Variability-Driven User-Story Generation using LLM and Triadic Concept Analysis
Alexandre Bazin, Alain Gutierrez, Marianne Huchard, Pierre Martin, Yulin, Zhang
TL;DR
This work tackles generating a new system's user-story set in Software Product Lines by leveraging a 3-dimensional dataset ($system$, $role$, $feature$) and combining Triadic Concept Analysis ($TCA$) with Large Language Model prompting. It presents a two-stage process: domain engineering builds a variability model and design options from existing system families via $TCA$ implications, while application engineering uses designer selections and LLM prompts to produce and refine an initial user-story set, then extends it with triadic-consistent additions. Evaluation on a dataset from 67 websites (1546 triples; 687 $system \times (role;feature)$ implications) across 20 LLM conversations shows that design options stabilize and LLM can generate near-valid user-story sets, though there is variability in applying implications and in augmentation during refinement. The hybrid approach demonstrates practical potential for guiding domain- and application-engineering tasks in SPL, with future extensions toward richer triadic or polyadic analyses and multi-LLM coordination to reduce randomness.
Abstract
A widely used Agile practice for requirements is to produce a set of user stories (also called ``agile product backlog''), which roughly includes a list of pairs (role, feature), where the role handles the feature for a certain purpose. In the context of Software Product Lines, the requirements for a family of similar systems is thus a family of user-story sets, one per system, leading to a 3-dimensional dataset composed of sets of triples (system, role, feature).

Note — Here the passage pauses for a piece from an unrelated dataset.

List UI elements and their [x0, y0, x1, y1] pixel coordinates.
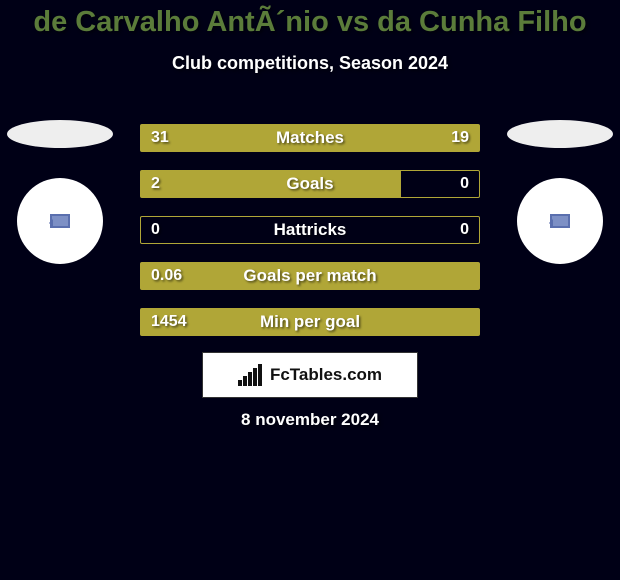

In this paper, we combine Triadic Concept Analysis (TCA) and Large Language Model (LLM) prompting to suggest the user-story set required to develop a new system relying on the variability logic of an existing system family. This process consists in 1) computing 3-dimensional variability expressed as a set of TCA implications, 2) providing the designer with intelligible design options, 3) capturing the designer's selection of options, 4) proposing a first user-story set corresponding to this selection, 5) consolidating its validity according to the implications identified in step 1, while completing it if necessary, and 6) leveraging LLM to have a more comprehensive website. This process is evaluated with a dataset comprising the user-story sets of 67 similar-purpose websites.